There have been more than a handful of friends and acquaintances, people she knows through her children’s activities and schools, who have done this – ones whom she considered good people and trusts to be in her life, around her children.
“Then, I see this person walks around with a heck of a lot of hate in them,” she said.
She’s hidden some people from her feed, tried to comment on a few threads and post her own Facebook statuses as rebuttals, but she’s walking a fine line.

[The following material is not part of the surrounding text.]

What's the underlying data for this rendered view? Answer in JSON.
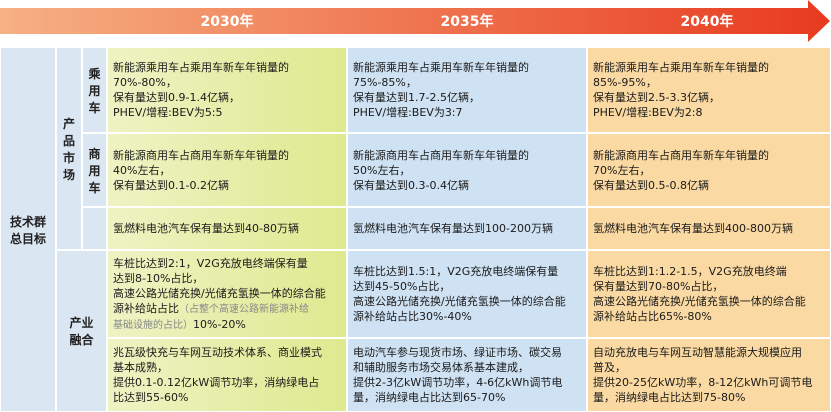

“I don’t want some of these people who interact with my children to turn their hatred on my children because they know I don’t agree with them. I’m trying to defend my own beliefs while trying to protect my (kids) at the same time.”
She’s hardly alone.
The issue of race
A poll released recently by Pew found that black Americans are almost twice as likely as white Americans to say that the shooting “raises important issues about race that need to be discussed.”

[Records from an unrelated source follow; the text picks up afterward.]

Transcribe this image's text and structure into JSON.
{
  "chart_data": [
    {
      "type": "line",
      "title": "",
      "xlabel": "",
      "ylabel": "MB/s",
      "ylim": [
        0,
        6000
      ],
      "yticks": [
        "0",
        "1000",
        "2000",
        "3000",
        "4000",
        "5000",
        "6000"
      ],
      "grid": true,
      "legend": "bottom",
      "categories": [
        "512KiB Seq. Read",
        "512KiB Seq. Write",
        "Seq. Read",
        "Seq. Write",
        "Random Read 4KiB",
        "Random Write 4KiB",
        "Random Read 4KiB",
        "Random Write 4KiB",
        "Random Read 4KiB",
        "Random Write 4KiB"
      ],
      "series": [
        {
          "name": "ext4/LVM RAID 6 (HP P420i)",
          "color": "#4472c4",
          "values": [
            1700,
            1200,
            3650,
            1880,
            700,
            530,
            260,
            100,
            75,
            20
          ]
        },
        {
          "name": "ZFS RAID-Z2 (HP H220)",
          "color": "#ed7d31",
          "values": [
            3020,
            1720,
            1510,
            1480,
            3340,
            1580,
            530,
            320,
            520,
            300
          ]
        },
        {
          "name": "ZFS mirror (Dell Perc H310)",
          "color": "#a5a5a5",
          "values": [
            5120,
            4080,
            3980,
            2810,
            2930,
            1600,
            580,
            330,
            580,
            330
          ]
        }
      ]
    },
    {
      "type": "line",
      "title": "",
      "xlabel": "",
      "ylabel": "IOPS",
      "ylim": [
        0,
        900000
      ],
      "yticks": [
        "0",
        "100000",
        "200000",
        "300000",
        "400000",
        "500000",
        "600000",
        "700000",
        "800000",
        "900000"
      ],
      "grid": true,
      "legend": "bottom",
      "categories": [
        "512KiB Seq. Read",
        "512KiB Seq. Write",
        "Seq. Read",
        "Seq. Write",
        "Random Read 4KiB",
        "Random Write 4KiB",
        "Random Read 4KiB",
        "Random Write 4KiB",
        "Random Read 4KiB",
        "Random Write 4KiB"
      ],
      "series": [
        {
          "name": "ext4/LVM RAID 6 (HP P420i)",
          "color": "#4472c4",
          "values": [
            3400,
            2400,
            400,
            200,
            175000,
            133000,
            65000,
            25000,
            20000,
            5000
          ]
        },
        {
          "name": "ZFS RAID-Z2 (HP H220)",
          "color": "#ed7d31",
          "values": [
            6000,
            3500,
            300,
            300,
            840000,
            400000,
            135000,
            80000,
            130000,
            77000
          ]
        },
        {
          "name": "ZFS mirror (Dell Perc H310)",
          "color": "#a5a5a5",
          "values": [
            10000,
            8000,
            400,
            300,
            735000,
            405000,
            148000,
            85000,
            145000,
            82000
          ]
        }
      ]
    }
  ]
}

A white woman in her 30s, who lives in St. Louis and did not want to give her name, had a tense exchange with a sibling over comments made on Facebook since the shooting. She has a very close relationship with her family, and deleted the offensive posts. She called her sibling and said: “I love you unconditionally; however, I can’t condone this. I don’t want people to think of you as a hateful person because that’s not how I see you.”
Her sibling became defensive.
“My feelings are horribly hurt,” the woman said. “A lot of people are scared.” Fear does not lend itself to clear, rational thinking.

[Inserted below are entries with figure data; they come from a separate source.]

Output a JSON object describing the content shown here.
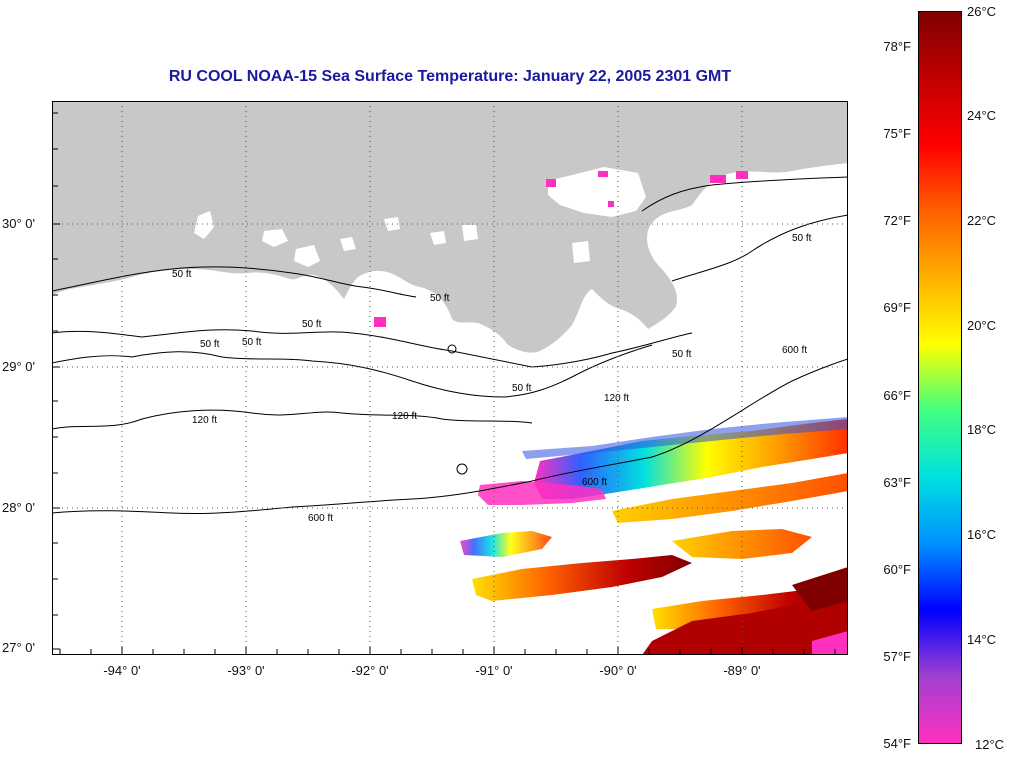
{
  "title": "RU COOL  NOAA-15  Sea Surface Temperature:  January 22, 2005 2301 GMT",
  "axes": {
    "lat_labels": [
      "30° 0'",
      "29° 0'",
      "28° 0'",
      "27° 0'"
    ],
    "lon_labels": [
      "-94° 0'",
      "-93° 0'",
      "-92° 0'",
      "-91° 0'",
      "-90° 0'",
      "-89° 0'"
    ],
    "lat_range": [
      26.98,
      30.85
    ],
    "lon_range": [
      -94.55,
      -88.1
    ]
  },
  "contours": {
    "labels": [
      "50 ft",
      "120 ft",
      "600 ft"
    ]
  },
  "colorbar": {
    "fahrenheit_labels": [
      "78°F",
      "75°F",
      "72°F",
      "69°F",
      "66°F",
      "63°F",
      "60°F",
      "57°F",
      "54°F"
    ],
    "celsius_labels": [
      "26°C",
      "24°C",
      "22°C",
      "20°C",
      "18°C",
      "16°C",
      "14°C",
      "12°C"
    ],
    "range_c": [
      12,
      26
    ],
    "colors": [
      "#ff30c0",
      "#a040d0",
      "#0000ff",
      "#0090ff",
      "#00e0e0",
      "#40ff80",
      "#ffff00",
      "#ffb000",
      "#ff6000",
      "#ff0000",
      "#c00000",
      "#800000"
    ]
  },
  "colors": {
    "land": "#c8c8c8",
    "title": "#1a1aa0",
    "contour": "#000000"
  }
}
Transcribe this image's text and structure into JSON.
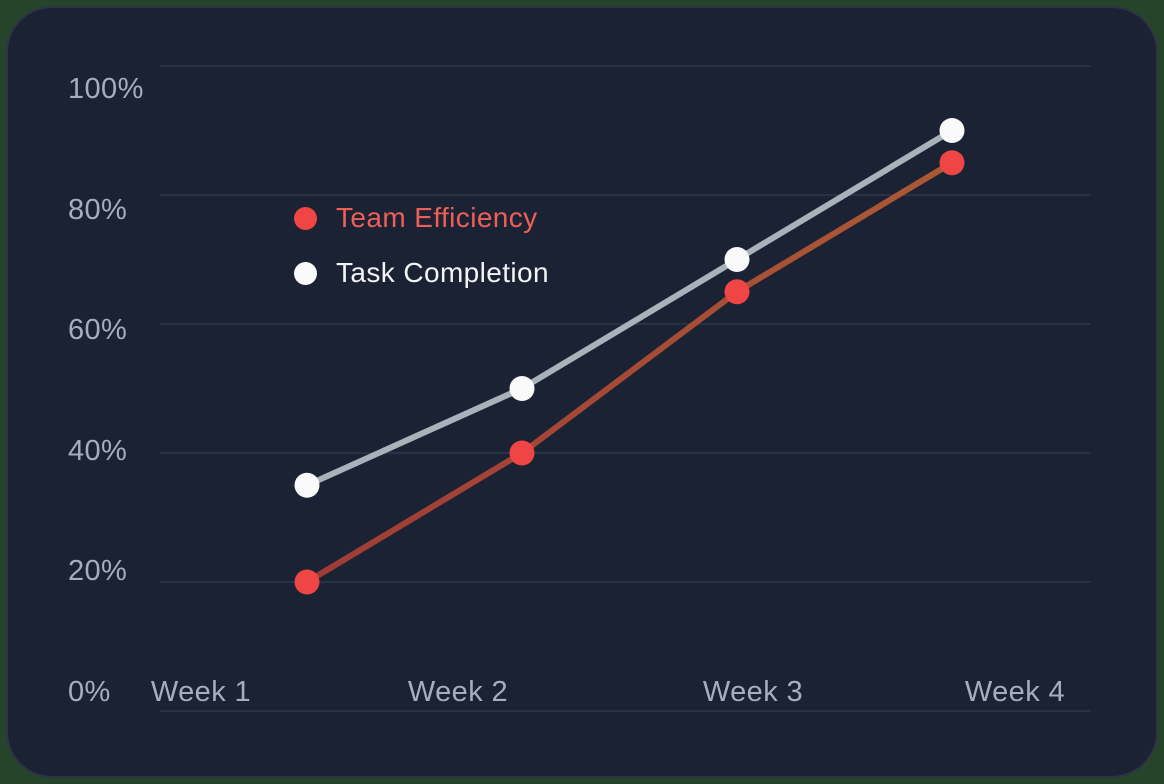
{
  "card": {
    "page_background": "#254429",
    "background": "#1b2233",
    "border_color": "#2d3447"
  },
  "chart_data": {
    "type": "line",
    "title": "",
    "xlabel": "",
    "ylabel": "",
    "categories": [
      "Week 1",
      "Week 2",
      "Week 3",
      "Week 4"
    ],
    "series": [
      {
        "name": "Team Efficiency",
        "values": [
          20,
          40,
          65,
          85
        ],
        "point_color": "#ef4545",
        "line_gradient": [
          "#a03b37",
          "#ab5a33"
        ],
        "label_color": "#ee5f57"
      },
      {
        "name": "Task Completion",
        "values": [
          35,
          50,
          70,
          90
        ],
        "point_color": "#fafafa",
        "line_color": "#a9b2bb",
        "label_color": "#f3f4f6"
      }
    ],
    "ylim": [
      0,
      100
    ],
    "yticks": [
      0,
      20,
      40,
      60,
      80,
      100
    ],
    "ytick_labels": [
      "0%",
      "20%",
      "40%",
      "60%",
      "80%",
      "100%"
    ],
    "grid": true,
    "gridline_color": "rgba(158,180,212,0.11)",
    "axis_label_color": "#a6aebb",
    "legend_position": "inside-top-left"
  }
}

The situation in Ferguson has forced race to the forefront for people who normally don’t have to think about it. And social media is not the most nuanced place to have a discussion. It has led people to take sides, to spread misinformation, to surround themselves with people who validate racist thoughts.
Until someone challenges them.
“It forces you to be introspective,” said the woman who called out her sibling. “You have never been profiled, have never been harassed (for your race). Trying to reconcile that with the fact that there are people who have been, that’s a hard thing. It’s hard to be honest with, ‘I have had a privilege that you have not had.’ That is a hard thing.”
At some point, you let it go, realizing you can’t change another person’s personal beliefs, she said. But she had to say her piece.
Teaching after tragedy
Vincent Flewellen, an African-American middle schoolteacher in the St. Louis area, will be teaching a class on Human Diversity and Social Justice at Washington University this semester. Out of tragedy comes such a huge learning opportunity, he said.
It’s a chance for people to speak out when they see hatred in their social media feeds.
“They need to call them out on that,” he said. A starting point may be, ‘I’m not sure you’re intending to sound like a racist, but it’s certainly what I’m hearing,’ ” said Flewellen. He said his white friends have reported seeing a number of “quite racist” comments from acquaintances recently.
“I have friends who have been crying over this, and the fact they have to defriend their friends because they are now showing their true colors,” he said.
People, especially in the heart of Midwest Nice, hate conflict.
“There are some things we are just scared of,” said Mitchell-Phillips, a writer and part-time educator. There are people in her writing classes who are so uncomfortable with conflict, they have trouble even writing about it in a work of fiction.
There is a fear that power and dignity are somehow finite, she said. If someone gets a little more, someone else loses a little. Mitchell-Phillips has been repeating to herself a verse she read long ago: “Rise so we all may rise.”
For now, the things she’s read have changed some relationships.